A number of criteria for diagnosing GAS-TSS have been proposed by the Centers for Disease Control and Prevention [7]. In Japan, a GAS-TSS diagnostic criteria draft from the Ministry of Health and Welfare research group has been presented [8]. Regardless of these reports, the diagnostic criteria for GAS-TSS have not yet been established in Japan. Perinatal GAS-TSS, especially in late pregnancy, is characterized by rapid progression [2]. GAS-TSS in pregnancy is rapidly exacerbated because the bacteria growing in the myometrium are pushed into the bloodstream by frequent contractions of the uterus, which is not the case in GAS-TSS occurring in nonpregnant and postpartum women.

An early diagnosis of GAS infection is difficult because the initial symptoms of GAS-TSS, such as upper respiratory inflammation, are atypical. Our patient also had upper respiratory symptoms 2 weeks before her admission.
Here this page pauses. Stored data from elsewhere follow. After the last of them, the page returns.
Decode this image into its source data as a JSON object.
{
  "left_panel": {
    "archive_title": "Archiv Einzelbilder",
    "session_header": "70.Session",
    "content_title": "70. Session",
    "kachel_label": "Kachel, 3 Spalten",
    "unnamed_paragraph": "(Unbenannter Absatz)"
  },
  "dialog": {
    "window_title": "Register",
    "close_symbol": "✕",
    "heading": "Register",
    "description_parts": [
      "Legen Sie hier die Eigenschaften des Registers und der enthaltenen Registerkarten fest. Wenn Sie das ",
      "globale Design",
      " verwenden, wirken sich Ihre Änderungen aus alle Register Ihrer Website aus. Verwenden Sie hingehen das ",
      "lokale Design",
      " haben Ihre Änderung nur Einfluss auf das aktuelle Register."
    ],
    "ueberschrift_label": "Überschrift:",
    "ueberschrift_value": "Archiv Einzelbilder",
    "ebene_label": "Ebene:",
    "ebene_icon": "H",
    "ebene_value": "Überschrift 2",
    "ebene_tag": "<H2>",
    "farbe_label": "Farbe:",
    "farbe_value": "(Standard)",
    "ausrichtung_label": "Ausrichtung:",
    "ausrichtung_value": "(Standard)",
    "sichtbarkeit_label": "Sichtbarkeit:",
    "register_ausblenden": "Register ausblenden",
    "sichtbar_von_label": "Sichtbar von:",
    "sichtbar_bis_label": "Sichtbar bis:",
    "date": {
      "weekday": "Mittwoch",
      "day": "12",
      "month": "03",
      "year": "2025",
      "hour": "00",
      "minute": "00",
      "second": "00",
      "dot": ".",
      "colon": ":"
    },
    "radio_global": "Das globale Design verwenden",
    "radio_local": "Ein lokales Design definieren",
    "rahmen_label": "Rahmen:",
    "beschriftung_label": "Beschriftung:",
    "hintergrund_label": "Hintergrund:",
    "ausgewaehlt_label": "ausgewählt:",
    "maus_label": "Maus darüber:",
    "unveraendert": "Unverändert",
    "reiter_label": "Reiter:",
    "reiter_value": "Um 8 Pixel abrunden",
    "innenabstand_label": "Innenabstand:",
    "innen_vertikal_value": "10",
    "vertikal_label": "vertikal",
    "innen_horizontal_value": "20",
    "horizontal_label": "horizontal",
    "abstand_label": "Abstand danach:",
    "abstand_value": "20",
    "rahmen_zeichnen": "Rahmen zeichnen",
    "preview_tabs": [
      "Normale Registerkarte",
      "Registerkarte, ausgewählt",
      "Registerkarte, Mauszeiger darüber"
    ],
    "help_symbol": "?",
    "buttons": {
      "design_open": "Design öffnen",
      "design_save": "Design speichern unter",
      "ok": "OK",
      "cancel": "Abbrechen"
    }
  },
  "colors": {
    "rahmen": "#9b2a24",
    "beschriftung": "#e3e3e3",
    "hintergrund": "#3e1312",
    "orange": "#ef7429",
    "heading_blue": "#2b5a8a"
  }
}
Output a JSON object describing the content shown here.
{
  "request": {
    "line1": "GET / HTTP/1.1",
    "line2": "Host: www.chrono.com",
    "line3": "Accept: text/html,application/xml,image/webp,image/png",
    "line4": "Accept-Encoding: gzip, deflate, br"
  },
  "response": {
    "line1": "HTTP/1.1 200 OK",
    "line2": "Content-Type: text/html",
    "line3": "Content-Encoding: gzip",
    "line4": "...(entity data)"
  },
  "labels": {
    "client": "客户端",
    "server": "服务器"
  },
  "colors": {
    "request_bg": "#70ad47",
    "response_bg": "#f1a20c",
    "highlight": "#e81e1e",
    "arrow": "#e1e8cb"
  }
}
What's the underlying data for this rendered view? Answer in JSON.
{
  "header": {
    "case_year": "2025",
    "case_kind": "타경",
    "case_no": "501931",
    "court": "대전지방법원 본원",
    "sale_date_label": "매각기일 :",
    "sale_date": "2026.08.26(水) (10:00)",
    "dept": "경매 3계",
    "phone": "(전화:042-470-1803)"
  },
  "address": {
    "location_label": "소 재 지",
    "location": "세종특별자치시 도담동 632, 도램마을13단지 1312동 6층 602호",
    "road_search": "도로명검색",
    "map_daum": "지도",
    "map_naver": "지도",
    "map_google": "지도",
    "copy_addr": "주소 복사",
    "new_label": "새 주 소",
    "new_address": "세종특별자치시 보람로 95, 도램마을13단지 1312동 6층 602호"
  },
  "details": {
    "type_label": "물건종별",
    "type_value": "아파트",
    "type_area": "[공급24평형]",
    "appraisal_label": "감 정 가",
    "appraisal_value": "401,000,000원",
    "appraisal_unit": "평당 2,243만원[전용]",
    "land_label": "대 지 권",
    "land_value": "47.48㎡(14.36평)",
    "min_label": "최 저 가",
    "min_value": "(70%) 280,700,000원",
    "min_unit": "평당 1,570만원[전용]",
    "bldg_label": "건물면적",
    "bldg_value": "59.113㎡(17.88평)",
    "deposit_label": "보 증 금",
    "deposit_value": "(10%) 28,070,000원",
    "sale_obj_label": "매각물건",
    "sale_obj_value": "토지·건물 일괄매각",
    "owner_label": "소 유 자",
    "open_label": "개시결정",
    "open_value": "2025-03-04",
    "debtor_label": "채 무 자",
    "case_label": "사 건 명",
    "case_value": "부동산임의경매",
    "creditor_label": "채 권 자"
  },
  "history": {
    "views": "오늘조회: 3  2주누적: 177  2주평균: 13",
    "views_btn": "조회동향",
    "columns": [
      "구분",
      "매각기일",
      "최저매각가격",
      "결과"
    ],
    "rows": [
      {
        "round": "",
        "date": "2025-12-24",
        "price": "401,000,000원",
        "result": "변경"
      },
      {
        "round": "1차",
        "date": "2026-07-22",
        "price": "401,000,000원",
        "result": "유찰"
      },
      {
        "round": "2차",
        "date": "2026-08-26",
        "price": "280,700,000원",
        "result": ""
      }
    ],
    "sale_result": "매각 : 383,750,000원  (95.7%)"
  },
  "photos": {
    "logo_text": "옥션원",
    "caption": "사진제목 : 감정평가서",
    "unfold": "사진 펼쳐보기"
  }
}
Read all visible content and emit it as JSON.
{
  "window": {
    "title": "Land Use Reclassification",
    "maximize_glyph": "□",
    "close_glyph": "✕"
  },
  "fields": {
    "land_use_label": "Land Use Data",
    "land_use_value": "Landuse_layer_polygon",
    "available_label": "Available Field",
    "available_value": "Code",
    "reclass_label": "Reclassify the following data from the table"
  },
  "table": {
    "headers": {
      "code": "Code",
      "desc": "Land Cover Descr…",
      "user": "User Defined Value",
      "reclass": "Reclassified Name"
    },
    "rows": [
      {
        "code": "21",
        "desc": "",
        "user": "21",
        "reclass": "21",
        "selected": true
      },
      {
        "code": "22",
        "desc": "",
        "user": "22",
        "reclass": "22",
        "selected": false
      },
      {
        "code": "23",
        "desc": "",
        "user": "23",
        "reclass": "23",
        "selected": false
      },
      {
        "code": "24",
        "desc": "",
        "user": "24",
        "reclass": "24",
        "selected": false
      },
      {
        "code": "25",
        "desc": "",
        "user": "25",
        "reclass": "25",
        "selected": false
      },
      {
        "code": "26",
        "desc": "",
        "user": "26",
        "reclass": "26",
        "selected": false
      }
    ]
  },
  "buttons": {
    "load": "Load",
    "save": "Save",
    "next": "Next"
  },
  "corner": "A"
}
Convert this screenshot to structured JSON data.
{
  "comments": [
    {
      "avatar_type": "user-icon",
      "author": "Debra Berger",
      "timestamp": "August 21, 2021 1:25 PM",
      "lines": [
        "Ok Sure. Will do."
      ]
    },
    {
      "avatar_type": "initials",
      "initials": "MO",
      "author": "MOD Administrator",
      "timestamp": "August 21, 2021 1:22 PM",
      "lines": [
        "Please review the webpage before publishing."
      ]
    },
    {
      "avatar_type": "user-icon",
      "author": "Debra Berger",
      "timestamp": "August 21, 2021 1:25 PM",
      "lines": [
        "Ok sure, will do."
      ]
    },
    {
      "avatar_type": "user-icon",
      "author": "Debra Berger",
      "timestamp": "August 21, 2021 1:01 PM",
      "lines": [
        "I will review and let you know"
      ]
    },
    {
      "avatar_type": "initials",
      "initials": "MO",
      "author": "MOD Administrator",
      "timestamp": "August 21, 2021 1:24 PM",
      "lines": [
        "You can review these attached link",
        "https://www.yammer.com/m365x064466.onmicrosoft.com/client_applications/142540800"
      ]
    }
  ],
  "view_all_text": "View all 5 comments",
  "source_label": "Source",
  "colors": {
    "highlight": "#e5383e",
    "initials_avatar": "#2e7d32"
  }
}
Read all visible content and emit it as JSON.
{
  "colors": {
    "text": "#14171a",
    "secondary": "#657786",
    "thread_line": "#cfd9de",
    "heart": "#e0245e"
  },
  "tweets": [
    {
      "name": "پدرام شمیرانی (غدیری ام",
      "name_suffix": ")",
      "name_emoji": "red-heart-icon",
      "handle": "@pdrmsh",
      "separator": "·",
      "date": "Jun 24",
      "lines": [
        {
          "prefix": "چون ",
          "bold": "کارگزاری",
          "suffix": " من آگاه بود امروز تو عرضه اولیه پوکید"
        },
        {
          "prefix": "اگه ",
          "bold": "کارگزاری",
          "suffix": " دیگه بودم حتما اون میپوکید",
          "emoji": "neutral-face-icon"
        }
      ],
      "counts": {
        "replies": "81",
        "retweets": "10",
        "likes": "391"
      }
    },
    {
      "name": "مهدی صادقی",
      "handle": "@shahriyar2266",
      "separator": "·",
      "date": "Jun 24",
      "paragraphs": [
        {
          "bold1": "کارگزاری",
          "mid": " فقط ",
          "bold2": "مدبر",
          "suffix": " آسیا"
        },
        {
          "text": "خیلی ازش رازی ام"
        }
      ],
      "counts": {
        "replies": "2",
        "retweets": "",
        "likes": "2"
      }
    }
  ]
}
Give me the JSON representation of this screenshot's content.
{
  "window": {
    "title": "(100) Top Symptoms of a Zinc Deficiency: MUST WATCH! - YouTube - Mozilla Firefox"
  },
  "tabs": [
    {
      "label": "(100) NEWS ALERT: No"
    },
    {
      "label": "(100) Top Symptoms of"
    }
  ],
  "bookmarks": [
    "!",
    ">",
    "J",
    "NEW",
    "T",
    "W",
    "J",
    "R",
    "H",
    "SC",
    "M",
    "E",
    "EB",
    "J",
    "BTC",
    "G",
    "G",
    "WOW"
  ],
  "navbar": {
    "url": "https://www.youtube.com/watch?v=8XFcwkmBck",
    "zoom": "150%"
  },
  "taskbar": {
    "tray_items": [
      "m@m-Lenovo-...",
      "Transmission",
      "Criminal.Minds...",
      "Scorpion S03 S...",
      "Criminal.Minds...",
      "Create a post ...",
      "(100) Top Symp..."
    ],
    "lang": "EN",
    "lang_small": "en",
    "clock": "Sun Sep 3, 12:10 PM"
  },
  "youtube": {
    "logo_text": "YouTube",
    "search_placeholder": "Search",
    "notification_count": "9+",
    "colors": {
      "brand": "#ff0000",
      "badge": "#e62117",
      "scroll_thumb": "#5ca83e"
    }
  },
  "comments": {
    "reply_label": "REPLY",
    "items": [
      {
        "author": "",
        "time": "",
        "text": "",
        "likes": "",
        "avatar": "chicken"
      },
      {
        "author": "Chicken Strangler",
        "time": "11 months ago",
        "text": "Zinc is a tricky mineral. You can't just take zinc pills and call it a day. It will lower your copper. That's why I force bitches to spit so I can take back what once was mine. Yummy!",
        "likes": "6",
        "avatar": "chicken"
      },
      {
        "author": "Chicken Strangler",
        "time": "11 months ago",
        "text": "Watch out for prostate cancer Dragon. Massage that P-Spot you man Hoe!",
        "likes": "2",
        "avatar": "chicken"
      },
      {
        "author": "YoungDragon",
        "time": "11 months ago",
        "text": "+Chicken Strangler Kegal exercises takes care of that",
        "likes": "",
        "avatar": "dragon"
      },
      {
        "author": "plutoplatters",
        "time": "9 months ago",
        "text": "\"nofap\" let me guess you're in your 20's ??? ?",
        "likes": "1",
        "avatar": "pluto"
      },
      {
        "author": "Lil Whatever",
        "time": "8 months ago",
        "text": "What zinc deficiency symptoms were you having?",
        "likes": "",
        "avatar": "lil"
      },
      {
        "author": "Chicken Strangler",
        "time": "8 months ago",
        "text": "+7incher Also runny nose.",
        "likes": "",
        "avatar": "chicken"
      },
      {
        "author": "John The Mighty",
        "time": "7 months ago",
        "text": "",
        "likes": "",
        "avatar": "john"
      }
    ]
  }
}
A rapid antigen detection test would have been useful for early diagnosis of GAS infection in our patient; however, it was not performed as we did not suspect GAS infection at admission. We observed that, in the clinical course of such patients, an abnormal fetal heart rate tends to precede maternal and fetal deterioration.

The protocol for delivery in pregnant patients with perinatal GAS infection remains unclear. In general, strategies such as the administration of antibiotics and systemic treatment against shock and multiple organ failure are followed. However, the optimal timing and method of delivery have not been determined. This case was diagnosed as a GAS infection but did not progress to TSS. We performed an emergency cesarean section when we detected GAS in the blood culture and observed fetal tachycardia to prevent an exacerbation to GAS-TSS of the “parturition type.” If infectious sacroiliitis is caused by bacteria other than GAS, the estimated prognosis is not poor. However, our patient was determined to have GAS infection manifesting as sacroiliitis and bacteremia, which could rapidly exacerbate GAS-TSS and cause poor prognosis. During pregnancy, we consider treatment before the development of myometrial GAS infection as important, because the patients could have poor prognoses once GAS-TSS parturition type develops. Since no uterine contractions were observed preoperatively and no bacterial colonization was detected in the placenta post-delivery, we concluded that there was no GAS proliferation in the myometrium. Based on the fact that she did not have premature uterine contractions, we thought that early delivery by cesarean section could prevent her from progressing to the parturition type of GAS-TSS.

Here, we presented a rare case of a pregnant woman with infectious sacroiliitis caused by GAS at 28 weeks of gestation. As there is no guideline to manage women with GAS infection during pregnancy, based on our patient’s clinical course, we decided to perform a cesarean section to prevent her progression to a serious condition regardless of her pregnancy  being at a preterm gestational stage.

Thus, we conclude that, when a pregnant woman develops GAS bacteremia, early delivery can be considered to prevent a rapid progression to the “parturition type” of GAS-TSS that could be fatal for the mother and her infant.